I have to show that :
Lemma bsuccOK: forall l, value (bsucc l) = S (value l).
with an induction proof, but I don't understand how to do it.
Here is the bsucc function:
Fixpoint bsucc (l: list bool): list bool := match l with
|[]=>[]
|r::true=>(bsucc r)::false
|r::false=>r::true
end.
Lemma bsucc_test1: bsucc [false;true;false;true] = [true;true;false;true].
Proof.
easy.
Admitted.
It gives the successor of a list of booleans representing a binary number.
Any help would be very appreciated!
Which binary representation do you use ?
If you consider Least significant bits first, then for instance 4 is represented as [false;false;true].

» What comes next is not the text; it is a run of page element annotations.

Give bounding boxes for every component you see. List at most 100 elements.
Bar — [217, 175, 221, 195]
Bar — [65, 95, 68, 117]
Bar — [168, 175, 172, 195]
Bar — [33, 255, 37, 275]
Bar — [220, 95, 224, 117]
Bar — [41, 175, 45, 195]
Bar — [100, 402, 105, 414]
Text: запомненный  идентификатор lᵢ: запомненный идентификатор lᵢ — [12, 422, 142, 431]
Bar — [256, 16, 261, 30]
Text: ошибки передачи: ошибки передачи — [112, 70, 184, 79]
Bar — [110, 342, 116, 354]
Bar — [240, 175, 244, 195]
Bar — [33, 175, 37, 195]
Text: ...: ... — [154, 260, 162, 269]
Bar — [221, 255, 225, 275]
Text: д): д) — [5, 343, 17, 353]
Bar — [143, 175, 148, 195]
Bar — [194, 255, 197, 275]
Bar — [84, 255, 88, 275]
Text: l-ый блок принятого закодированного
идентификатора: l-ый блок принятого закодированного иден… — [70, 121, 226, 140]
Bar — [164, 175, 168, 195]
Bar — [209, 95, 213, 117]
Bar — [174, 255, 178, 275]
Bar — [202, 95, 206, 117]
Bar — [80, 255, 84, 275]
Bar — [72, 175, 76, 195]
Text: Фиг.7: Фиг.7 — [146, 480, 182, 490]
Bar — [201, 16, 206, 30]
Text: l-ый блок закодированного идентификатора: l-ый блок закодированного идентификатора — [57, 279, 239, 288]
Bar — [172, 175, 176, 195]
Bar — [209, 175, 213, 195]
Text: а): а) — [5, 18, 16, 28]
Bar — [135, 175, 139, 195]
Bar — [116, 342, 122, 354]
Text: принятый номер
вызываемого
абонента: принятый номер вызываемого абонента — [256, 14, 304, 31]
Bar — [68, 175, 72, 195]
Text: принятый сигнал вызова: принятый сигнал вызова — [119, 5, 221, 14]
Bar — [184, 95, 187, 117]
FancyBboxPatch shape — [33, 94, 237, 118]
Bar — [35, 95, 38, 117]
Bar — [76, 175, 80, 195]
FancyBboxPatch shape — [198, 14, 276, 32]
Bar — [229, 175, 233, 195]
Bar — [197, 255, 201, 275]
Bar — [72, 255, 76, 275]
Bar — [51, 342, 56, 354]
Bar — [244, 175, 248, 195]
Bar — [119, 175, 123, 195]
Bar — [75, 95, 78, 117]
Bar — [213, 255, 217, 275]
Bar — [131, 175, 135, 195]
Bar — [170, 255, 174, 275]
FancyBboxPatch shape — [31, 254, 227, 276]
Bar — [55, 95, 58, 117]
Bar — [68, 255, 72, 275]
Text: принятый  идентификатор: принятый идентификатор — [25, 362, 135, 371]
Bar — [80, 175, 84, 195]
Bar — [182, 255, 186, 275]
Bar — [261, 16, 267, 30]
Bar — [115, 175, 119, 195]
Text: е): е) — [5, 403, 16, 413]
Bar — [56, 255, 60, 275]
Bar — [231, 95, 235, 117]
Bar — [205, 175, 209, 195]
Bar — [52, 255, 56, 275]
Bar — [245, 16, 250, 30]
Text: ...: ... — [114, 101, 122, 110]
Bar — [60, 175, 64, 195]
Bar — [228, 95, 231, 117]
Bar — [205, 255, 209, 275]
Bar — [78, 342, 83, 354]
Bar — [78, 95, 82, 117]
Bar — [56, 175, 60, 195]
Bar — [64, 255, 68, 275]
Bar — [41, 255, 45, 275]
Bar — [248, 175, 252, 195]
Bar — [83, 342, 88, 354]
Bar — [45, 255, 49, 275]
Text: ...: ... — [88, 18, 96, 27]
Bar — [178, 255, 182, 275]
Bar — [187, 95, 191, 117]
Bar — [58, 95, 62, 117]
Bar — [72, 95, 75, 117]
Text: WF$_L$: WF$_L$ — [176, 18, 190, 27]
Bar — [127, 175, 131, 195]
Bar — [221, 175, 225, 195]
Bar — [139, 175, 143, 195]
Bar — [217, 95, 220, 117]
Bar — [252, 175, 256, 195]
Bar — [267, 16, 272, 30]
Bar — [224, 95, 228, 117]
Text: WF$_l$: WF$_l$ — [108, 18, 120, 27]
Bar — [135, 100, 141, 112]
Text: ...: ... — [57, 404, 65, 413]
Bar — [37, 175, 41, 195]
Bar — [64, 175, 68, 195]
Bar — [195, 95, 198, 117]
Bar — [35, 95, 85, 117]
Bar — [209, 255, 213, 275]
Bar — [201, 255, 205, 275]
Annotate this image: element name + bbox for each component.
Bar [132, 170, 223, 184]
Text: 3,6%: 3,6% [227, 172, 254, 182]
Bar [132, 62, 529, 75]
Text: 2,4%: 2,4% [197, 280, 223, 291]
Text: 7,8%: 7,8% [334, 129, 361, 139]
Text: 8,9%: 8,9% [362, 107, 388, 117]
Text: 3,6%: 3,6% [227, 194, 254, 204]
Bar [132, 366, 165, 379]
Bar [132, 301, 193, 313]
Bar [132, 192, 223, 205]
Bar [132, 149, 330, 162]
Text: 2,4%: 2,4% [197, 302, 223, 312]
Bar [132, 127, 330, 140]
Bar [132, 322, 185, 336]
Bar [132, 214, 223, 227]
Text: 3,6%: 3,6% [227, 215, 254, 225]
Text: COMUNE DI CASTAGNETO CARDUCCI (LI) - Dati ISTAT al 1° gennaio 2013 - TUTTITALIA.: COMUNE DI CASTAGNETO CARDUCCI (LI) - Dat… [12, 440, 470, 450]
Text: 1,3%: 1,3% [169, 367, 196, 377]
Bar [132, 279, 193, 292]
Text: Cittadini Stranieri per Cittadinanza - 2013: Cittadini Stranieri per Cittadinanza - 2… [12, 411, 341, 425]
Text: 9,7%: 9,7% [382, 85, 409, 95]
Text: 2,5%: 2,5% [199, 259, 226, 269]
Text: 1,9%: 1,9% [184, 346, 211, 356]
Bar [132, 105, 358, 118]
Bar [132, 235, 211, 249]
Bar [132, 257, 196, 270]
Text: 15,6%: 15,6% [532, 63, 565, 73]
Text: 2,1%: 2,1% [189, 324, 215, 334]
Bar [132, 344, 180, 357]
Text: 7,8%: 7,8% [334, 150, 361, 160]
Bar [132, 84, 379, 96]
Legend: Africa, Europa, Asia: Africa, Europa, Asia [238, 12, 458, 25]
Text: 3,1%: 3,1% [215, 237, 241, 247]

Here is a definition of bsuccand value. Note the order of arguments in list notations, and a slight change in bsucc []. Hope it's OK.
Require Import List Lia.
Import ListNotations.
(** Least significant bit first *)
Fixpoint bsucc (l: list bool): list bool :=
match l with
| [] =>[true]
| true::r => false:: (bsucc r)
| false::r => true::r
end.
Fixpoint value (s:list bool): nat:=
match s with
| [] => 0
| true::r => S (2 * value r)
| false::r => 2 * value r
end.
Compute value [false;false;true]. (* 4 *)
Then, your goal is solvable, by induction on l. Tactics you may also use are cbnor simpl, case, rewrite, and lia(for linear arithmetic).